Tier 1 carrier AT&T (NYSE: T) asked the FCC to make sure that, under the Open Internet Order governing net neutrality, it can still offer a "Sponsored Data" program that charges businesses to deliver their content to its mobile users without that data counting against users' data caps. Currently offered to advertising industry businesses, the program could be used to bill online video providers to deliver their content to AT&T customers.
If allowed, an Ars Technica story said, the fee for cap exemptions could be applied to content delivered to both wireless and wired broadband connections.
AT&T's filing was in response to a May 12 filing by several consumer advocacy groups and companies including Free Press, Cogent, Dish Network (NASDAQ: DISH) and others. That filing sought to prevent AT&T, specifically, from gaining exemptions to net neutrality rules, citing the carrier's planned acquisition of DirecTV as a significant factor. "To the extent that AT&T uses usage-based tracking, metering, or billing on its Broadband Internet Access Service, it shall not exempt any video service offered over broadband from such tracking, metering, or billing," the filing read.

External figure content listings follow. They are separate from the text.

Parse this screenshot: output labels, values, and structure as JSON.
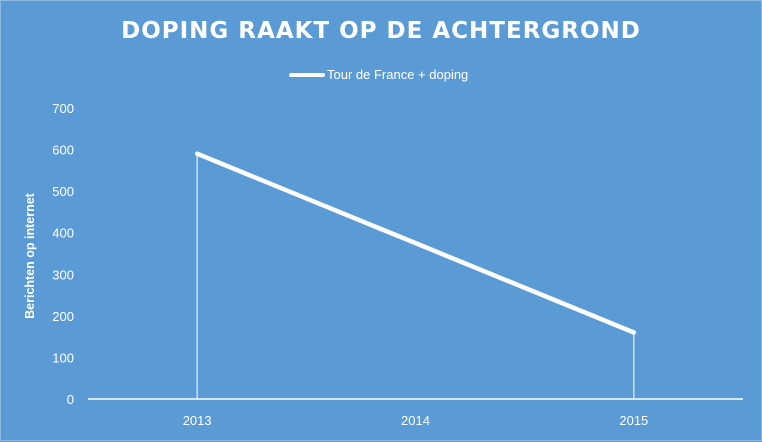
{
  "chart": {
    "title": "DOPING RAAKT OP DE ACHTERGROND",
    "legend_label": "Tour de France + doping",
    "ylabel": "Berichten op internet",
    "background": "#5B9BD5",
    "line_color": "#FFFFFF"
  },
  "chart_data": {
    "type": "line",
    "title": "DOPING RAAKT OP DE ACHTERGROND",
    "xlabel": "",
    "ylabel": "Berichten op internet",
    "categories": [
      "2013",
      "2014",
      "2015"
    ],
    "series": [
      {
        "name": "Tour de France + doping",
        "values": [
          590,
          null,
          160
        ]
      }
    ],
    "ylim": [
      0,
      700
    ],
    "yticks": [
      0,
      100,
      200,
      300,
      400,
      500,
      600,
      700
    ],
    "grid": false,
    "legend_position": "top",
    "drop_lines": true
  }
}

AT&T, of course, feels it shouldn't be singled out by the FCC.
"It would be unprecedented and unjustified to force AT&T to provide free backbone services to other backbone carriers and edge providers, as Cogent et al. seek. Nor is there any basis for requiring AT&T to augment network capacity for free and without any limits," the carrier wrote in its FCC filing last week.

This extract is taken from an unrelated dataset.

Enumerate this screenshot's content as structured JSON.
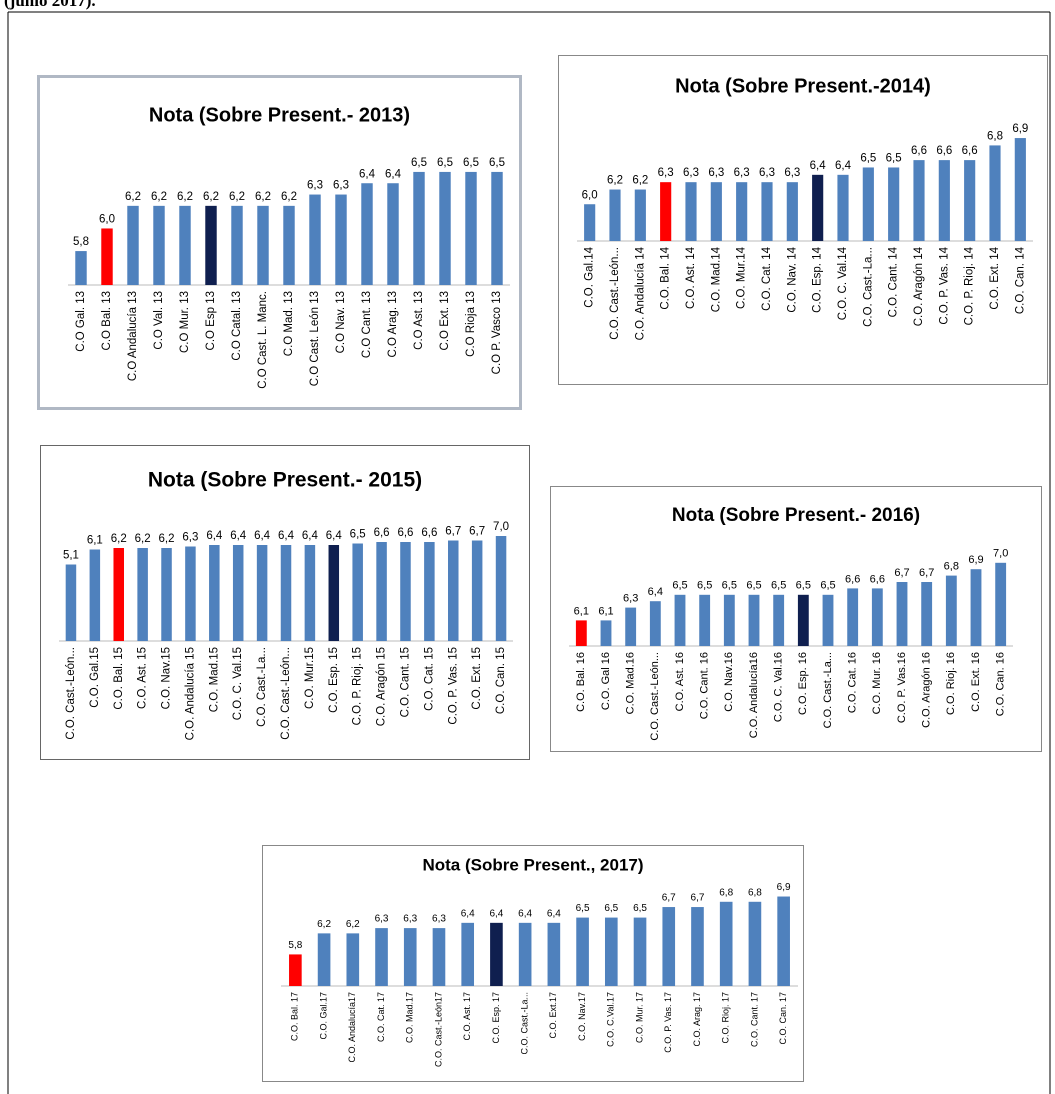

While noting that it gives its U-verse broadband customers generous data caps, it also mentioned that it is working to integrate more SVOD services into its offerings, similar to its recent deal with Hulu.
Further, AT&T said in its filing with the FCC, deals with content providers are necessary to meet consumer demand for anywhere, anytime services. "In particular, quality of service is now a fundamental driver of agreements that meet the needs of carriers, edge providers, and consumers."
The carrier also said that the importance of online video to viewers would keep ISPs like its U-Verse service from imposing onerous usage-based billing restrictions. "Given the growing importance of OVD content to consumers, a broadband provider with usage-based rates that significantly impinge on the ability of customers to enjoy OVD products between AT&T and OVD providers that make it easier for AT&T broadband customers to use OVD services, and AT&T's recently announced deal with Hulu is further evidence of that continued commitment," the carrier said in the filing.
The wording sounds fine, but the carrier isn't partial to the FCC's net neutrality rules in any form. As technology blog TechDirt noted, AT&T is currently part of two lawsuits that have been filed to overturn the rules completely. Furthermore, the carrier's data caps, such as its 150 GB cap for DSL users, are designed to drive away legacy DSL users and focus on higher-priced FTTN subscribers. "In short, AT&T caps markets that lack competition, and doesn't in markets where there's at least a little. Yet AT&T's telling the FCC that restricting their ability to impose what are entirely arbitrary caps that have nothing to do with network congestion--would hurt its ability to compete," TechDirt's Karl Bode wrote.
The FCC's net neutrality rules are scheduled to go into effect on June 12.